CASE NO. BK09-81802-TJM, A09-8046-TJM.United States Bankruptcy Court, D. Nebraska.
June 11, 2010
ORDER
TIMOTHY MAHONEY, Chief Judge
This matter is before the court on the defendant’s motion for summary judgment (#38) and opposition by the plaintiffs (Fil. #41). Ronald A. Hunter represents the debtor-defendant, and Kathryn J. Derr represents the plaintiffs. Evidence and briefs were filed and, pursuant to the court’s authority under Nebraska Rule of Bankruptcy Procedure 7056-1, the motion was taken under advisement without oral arguments.
The motion is denied.
Mr. and Mrs. Keiner, the plaintiffs, hold a default judgment of $33,323.92 against the debtor, Mr. Latham, entered during his 2006 bankruptcy case.
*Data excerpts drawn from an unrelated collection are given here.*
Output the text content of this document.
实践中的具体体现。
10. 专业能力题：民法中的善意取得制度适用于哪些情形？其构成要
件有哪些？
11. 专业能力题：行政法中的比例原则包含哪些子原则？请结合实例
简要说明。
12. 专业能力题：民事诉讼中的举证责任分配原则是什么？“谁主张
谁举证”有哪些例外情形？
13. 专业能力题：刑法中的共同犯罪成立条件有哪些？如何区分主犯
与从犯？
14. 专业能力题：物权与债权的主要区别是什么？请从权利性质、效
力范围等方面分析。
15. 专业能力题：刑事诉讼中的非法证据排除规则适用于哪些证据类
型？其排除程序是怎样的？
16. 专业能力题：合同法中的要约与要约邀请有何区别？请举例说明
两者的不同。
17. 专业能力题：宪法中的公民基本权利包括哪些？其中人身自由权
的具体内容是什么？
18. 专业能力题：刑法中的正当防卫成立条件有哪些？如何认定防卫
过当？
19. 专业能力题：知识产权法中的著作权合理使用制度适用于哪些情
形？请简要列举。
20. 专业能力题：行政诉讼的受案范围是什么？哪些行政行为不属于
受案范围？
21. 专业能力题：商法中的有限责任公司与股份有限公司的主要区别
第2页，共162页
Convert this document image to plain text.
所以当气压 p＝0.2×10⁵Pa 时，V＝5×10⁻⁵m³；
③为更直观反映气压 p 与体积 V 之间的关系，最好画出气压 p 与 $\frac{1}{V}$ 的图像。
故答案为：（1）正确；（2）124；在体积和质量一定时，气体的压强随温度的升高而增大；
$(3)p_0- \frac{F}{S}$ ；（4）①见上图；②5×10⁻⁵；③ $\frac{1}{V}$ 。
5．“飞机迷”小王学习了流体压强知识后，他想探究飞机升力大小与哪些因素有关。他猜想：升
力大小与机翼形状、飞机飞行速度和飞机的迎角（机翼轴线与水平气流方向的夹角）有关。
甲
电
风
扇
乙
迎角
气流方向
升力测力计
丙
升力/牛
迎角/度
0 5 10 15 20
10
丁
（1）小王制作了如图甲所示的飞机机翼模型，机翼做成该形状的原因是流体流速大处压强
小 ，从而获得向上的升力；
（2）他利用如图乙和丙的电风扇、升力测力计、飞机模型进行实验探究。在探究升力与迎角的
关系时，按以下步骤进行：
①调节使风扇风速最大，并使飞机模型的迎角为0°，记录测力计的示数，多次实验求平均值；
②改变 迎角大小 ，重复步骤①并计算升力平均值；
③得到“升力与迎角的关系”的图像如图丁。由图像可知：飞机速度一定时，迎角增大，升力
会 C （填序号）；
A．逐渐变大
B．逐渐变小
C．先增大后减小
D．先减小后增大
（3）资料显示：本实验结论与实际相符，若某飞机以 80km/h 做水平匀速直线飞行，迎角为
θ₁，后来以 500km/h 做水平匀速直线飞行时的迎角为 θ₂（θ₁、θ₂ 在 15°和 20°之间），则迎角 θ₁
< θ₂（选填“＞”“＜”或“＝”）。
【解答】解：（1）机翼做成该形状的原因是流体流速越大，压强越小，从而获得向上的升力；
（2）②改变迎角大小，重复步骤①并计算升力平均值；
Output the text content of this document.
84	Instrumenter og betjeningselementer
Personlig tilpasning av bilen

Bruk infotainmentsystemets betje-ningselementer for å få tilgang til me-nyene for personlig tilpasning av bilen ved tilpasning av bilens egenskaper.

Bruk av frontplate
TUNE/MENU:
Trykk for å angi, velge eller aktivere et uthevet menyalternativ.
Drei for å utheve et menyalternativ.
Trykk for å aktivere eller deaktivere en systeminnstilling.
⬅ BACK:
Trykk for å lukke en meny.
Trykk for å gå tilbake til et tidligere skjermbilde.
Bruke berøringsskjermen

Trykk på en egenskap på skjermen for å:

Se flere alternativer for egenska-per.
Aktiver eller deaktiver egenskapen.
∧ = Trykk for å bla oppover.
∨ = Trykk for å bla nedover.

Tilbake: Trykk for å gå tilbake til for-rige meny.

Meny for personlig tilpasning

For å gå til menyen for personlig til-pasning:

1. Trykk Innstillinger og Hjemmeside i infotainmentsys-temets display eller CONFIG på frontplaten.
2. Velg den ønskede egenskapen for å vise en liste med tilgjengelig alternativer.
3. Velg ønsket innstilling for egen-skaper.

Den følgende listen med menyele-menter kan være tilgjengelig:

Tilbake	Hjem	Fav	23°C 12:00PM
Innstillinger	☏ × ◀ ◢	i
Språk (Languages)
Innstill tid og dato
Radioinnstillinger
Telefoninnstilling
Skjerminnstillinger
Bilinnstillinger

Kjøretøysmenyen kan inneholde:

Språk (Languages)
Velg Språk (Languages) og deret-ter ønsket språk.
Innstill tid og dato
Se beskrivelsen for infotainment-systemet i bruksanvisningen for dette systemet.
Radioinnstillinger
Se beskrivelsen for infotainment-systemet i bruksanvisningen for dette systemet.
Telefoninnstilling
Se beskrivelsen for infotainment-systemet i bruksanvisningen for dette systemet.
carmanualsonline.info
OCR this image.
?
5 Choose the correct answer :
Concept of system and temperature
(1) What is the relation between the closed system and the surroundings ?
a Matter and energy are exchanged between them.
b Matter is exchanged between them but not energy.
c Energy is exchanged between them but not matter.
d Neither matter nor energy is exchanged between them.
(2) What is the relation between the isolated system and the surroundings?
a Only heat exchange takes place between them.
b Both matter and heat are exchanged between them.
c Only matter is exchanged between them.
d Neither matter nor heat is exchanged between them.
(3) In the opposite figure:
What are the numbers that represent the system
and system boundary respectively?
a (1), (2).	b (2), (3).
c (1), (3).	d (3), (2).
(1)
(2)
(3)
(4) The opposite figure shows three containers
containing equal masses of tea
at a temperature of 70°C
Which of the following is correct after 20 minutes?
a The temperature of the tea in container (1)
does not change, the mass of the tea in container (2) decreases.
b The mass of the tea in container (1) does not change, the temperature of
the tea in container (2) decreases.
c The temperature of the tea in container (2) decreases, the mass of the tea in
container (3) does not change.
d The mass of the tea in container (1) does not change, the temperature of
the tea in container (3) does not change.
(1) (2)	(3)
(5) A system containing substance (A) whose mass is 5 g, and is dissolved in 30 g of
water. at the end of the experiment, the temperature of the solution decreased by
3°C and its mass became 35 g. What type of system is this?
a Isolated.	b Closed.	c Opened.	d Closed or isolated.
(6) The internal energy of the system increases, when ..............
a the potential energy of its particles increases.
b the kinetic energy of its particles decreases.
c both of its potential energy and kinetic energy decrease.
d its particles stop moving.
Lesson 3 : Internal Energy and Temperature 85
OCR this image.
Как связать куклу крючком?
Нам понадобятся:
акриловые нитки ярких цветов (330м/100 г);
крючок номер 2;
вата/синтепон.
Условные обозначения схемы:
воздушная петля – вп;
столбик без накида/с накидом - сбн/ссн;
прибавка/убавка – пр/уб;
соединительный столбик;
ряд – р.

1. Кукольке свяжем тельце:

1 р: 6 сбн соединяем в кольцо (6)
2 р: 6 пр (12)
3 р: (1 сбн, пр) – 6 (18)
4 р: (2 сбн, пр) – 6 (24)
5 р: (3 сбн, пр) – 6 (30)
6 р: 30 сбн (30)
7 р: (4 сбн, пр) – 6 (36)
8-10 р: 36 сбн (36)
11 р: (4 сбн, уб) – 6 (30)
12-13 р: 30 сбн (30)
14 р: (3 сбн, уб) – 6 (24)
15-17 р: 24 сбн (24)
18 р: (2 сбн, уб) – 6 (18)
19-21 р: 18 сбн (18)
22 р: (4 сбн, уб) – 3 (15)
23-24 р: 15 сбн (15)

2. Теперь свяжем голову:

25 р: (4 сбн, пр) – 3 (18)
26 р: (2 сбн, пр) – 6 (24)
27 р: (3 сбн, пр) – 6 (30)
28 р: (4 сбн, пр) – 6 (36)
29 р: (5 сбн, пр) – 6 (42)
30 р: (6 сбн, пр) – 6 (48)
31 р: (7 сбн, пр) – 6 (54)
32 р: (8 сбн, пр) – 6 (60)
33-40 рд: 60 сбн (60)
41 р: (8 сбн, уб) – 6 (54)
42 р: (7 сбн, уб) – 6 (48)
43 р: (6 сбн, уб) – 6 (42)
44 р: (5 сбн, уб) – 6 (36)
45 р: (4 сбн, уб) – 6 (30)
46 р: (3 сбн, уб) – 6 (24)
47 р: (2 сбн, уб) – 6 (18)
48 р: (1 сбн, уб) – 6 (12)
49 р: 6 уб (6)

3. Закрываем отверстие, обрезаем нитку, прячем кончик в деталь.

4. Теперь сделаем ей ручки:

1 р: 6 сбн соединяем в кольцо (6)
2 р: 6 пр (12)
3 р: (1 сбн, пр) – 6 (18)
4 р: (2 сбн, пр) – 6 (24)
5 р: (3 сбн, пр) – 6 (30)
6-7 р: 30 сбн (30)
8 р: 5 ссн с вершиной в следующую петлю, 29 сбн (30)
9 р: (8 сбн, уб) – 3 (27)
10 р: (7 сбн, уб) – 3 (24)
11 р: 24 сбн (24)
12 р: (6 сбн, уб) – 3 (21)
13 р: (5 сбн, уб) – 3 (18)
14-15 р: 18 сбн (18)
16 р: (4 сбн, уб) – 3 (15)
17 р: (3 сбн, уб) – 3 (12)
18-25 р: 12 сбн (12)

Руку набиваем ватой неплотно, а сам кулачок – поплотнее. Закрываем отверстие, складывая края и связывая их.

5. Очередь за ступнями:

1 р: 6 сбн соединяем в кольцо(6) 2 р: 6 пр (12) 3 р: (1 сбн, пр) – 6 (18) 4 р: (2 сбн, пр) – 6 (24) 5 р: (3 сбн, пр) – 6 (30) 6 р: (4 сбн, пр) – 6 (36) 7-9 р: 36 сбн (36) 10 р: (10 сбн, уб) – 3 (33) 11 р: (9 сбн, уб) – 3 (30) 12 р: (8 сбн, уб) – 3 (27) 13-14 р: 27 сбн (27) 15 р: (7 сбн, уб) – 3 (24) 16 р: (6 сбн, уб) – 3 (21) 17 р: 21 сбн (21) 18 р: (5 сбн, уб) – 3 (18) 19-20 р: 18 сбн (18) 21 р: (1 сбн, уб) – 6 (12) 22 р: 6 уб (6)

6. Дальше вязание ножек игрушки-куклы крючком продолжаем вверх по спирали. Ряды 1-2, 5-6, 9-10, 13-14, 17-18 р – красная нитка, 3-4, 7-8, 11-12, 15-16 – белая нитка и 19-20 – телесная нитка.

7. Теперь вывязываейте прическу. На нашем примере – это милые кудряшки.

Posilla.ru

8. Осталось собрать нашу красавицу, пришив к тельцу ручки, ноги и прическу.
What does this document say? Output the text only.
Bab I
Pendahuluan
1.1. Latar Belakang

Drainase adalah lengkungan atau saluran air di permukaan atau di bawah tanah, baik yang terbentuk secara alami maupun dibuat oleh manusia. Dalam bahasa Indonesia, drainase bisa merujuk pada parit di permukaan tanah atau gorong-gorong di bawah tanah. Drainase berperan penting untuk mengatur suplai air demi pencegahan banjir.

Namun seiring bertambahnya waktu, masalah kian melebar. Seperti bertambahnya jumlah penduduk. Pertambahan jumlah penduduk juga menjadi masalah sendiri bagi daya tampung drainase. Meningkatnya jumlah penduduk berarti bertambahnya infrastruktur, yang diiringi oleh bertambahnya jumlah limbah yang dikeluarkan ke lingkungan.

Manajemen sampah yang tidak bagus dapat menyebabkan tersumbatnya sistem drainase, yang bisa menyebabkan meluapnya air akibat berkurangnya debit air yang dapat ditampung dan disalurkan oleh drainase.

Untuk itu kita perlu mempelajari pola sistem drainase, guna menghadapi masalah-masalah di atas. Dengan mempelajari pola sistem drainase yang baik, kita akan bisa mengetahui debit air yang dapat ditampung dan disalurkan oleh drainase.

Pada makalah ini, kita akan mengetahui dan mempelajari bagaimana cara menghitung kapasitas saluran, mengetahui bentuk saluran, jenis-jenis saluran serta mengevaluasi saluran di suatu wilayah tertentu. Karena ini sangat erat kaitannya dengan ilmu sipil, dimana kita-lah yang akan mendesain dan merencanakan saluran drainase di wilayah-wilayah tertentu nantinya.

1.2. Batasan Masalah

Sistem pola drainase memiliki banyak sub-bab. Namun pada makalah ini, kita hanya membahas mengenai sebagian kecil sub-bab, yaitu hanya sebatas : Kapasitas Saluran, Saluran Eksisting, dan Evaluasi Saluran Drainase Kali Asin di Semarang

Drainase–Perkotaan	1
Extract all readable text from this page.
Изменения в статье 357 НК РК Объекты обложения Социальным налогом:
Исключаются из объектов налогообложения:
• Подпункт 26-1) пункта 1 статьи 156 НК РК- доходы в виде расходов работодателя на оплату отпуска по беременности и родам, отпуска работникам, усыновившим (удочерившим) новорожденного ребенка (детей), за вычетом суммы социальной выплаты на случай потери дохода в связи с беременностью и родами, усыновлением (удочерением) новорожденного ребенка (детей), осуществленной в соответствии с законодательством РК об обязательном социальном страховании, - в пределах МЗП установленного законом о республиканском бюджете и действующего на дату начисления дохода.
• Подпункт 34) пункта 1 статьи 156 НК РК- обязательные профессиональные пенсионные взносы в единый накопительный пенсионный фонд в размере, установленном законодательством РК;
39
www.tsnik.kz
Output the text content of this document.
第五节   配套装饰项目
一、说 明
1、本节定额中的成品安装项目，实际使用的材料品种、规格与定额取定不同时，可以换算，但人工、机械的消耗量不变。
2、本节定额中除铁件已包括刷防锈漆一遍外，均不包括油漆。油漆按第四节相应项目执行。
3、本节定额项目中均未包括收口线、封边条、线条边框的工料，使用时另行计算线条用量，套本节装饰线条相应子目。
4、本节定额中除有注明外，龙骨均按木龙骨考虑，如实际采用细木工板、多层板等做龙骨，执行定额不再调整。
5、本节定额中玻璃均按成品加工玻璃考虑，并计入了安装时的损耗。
The debt arose from a construction contract executed by the parties in 2004, in which Mr. Latham agreed to build a home for the Keiners. The Keiners and their construction lender paid Mr. Latham a large portion of the agreed-upon price, but some of the subcontractors on the job remained unpaid and filed construction liens against the property. The Keiners expended additional funds to resolve those liens. Mr. Latham filed a Chapter 13 bankruptcy petition in 2006, and the Keiners filed an adversary proceeding objecting to discharge of their debt pursuant to 11 U.S.C. § 523(a)(4).[1] Mr. Latham did not respond to the complaint, so a default judgment was entered against him for the amount paid by the Keiners plus costs of $250.00. The judgment was a money judgment only; it did not except the debt from discharge.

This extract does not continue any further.